Het zat bij Levie Swaab ook in zijn genen om van plaats naar plaats te trekken. Niet om, zoals velen van zijn familieleden, op kermissen en in het circus zijn artistieke kunsten te vertonen. Nee Levie was (hulp)onderwijzer. Ik kwam zijn naam tegen in het boek “Besneden en begraven.., Vijf eeuwen Joden in Tiel en het Gelders Rivierengebied” van Jakob Becker. In dat boek staat van Levie vermeld, dat hij geboren was te Amsterdam en van 15 augustus 1864 tot 30 juni 1867 als hulponderwijzer werkte in Culemborg, terwijl hij in Tiel woonachtig was. Tenslotte laat het boek weten, dat hij naar Winschoten vertrok.

Deze gegevens over Levie Swaab intrigeerden mij.
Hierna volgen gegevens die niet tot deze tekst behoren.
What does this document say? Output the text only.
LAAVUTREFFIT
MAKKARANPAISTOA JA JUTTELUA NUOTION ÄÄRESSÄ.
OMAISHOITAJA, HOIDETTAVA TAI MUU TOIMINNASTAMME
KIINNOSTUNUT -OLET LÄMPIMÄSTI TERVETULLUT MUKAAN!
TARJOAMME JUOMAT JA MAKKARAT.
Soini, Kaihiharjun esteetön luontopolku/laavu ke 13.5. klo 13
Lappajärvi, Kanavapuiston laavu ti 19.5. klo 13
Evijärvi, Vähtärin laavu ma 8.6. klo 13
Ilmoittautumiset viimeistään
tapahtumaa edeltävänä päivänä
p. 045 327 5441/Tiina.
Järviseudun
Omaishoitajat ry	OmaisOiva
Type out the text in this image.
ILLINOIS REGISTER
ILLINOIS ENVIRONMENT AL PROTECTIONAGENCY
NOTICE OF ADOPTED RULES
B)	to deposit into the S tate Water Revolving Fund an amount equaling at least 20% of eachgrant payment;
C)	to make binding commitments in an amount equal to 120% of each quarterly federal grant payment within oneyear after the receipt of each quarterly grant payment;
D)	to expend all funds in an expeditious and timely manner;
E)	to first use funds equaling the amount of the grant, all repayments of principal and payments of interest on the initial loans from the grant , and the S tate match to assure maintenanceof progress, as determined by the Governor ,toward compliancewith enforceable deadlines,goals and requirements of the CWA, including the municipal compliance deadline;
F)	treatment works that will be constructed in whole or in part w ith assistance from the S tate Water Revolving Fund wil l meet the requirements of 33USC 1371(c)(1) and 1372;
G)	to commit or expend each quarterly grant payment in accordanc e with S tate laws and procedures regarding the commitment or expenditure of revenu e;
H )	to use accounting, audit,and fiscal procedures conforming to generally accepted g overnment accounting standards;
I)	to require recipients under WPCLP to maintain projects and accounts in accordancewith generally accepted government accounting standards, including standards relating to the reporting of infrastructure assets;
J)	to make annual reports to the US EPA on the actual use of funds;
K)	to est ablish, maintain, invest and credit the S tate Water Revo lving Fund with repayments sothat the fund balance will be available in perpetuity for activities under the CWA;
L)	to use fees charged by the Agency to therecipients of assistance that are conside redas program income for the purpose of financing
Waarom ging hij weg uit Amsterdam? Waarom woonde hij in Tiel, terwijl hij, volgens het boek, in Culmborg werkzaam was? Wat had Levie in Winschoten te zoeken. Allemaal vragen, die mij deden besluiten het leven van Levie Swaab aan een nader onderzoek te onderwerpen door de nodige archieven online te raadplegen. Ik besloot daarbij de gegevens in het boek van Jacob Becker als vertrekpunt te nemen.

Levie Swaab, in Amsterdam geboren op 10 juli 1841, was een zoon van Samuel Levie Swaab en Aaltje Machiel Koord. Levie was het jongste kind van sjouwerman Samuel Levie en Aaltje, die in totaal zes kinderen kregen. Twee kinderen werden levenloos geboren. Zoontje Levie bereikte slechts de leeftijd van een jaar. De Levie Swaab van dit verhaal had een oudere zus en broer.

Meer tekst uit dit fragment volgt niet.